Я подумала, что Катя упадет из седла от неожиданности. После этого они разговаривали спокойно на протяжении всего пути.
Мы спустились с горной тропы в долину и оказались в роще из мандариновых и апельсиновых деревьев. Невозможно было поверить глазам: в январе месяце деревья были усыпаны спелыми плодами! Спешившись, мы рвали плоды и, счищая с них кожуру, ели, ополаскивая руки в источнике, бившем у дороги. Я увлеклась, запихнув себе в рот целый мандарин, не разделив его на дольки. Он занял весь рот, и я никак не могла ухитриться и разжевать его, не сделав при этом гримасы.
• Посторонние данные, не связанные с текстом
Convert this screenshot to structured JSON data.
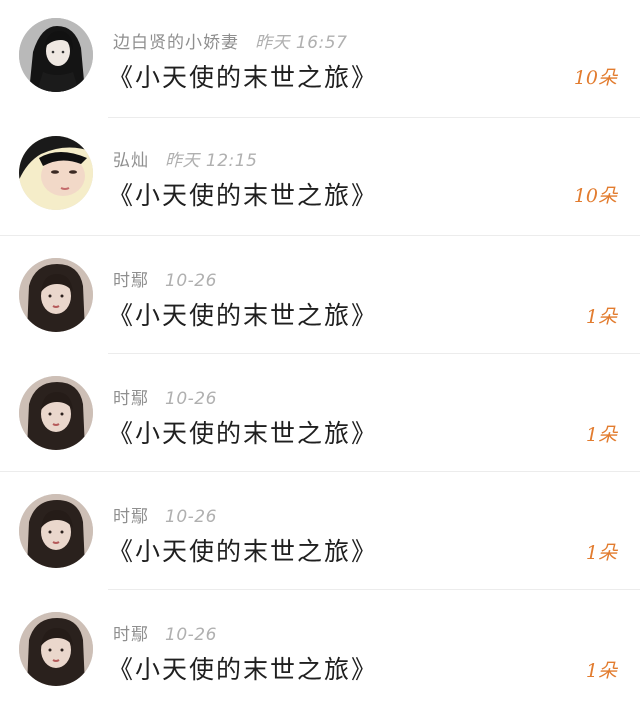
{
  "items": [
    {
      "name": "边白贤的小娇妻",
      "time": "昨天 16:57",
      "title": "《小天使的末世之旅》",
      "count": "10朵"
    },
    {
      "name": "弘灿",
      "time": "昨天 12:15",
      "title": "《小天使的末世之旅》",
      "count": "10朵"
    },
    {
      "name": "时鄢",
      "time": "10-26",
      "title": "《小天使的末世之旅》",
      "count": "1朵"
    },
    {
      "name": "时鄢",
      "time": "10-26",
      "title": "《小天使的末世之旅》",
      "count": "1朵"
    },
    {
      "name": "时鄢",
      "time": "10-26",
      "title": "《小天使的末世之旅》",
      "count": "1朵"
    },
    {
      "name": "时鄢",
      "time": "10-26",
      "title": "《小天使的末世之旅》",
      "count": "1朵"
    }
  ],
  "colors": {
    "count": "#e27c2f",
    "name": "#8f8f8f",
    "time": "#b0b0b0",
    "title": "#1f1f1f"
  }
}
Я отошла немного вглубь рощи, чтобы там спокойно раздавить фрукт во рту, никого при этом не напугав. Хорошо же выглядела тогда донна Анна, прохаживаясь с набитым ртом по роще! Но не успела я разжевать этот коварный мандарин, как откуда ни возьмись появился герцог Бургундский. Я застыла, молясь про себя, чтобы он миновал меня, приняв за дерево… но нет, он шел ко мне. Вздохнув и сделав умное выражение лица, я приготовилась к позорной встрече. Выплюнуть мандарин я не могла – герцог шел прямо на меня, а за апельсиновыми деревьями не спрячешься. Изнывая оттого, что рот у меня был набит, я уставилась на герцога строгим взглядом, давая ему понять, что не намерена разговаривать с ним, еще до того, как он осмелится заговорить.
– Вы сердитесь, донна Анна? – робко начал он. Я молчала, ибо ничего не могла ответить, потому как, разомкни я губы, на свет бы появился очищенный мандарин.
– Вы не хотите говорить со мной? – я отвернулась, всем видом показывая, что не хочу. И тут герцог сделал то, что еще долго смущало, когда я вспоминала об этом: он опустился позади меня на колено и, нежно дотронувшись до кончиков моих пальцев рукой, нерешительно коснулся их губами. Это был жест, полный нежности и смущения, нерешительности и страха, и я замерла, не смея отнять руку, не смея промычать ничего в ответ. Молчание убивало, потому что казалось, я поступаю несправедливо и невежливо.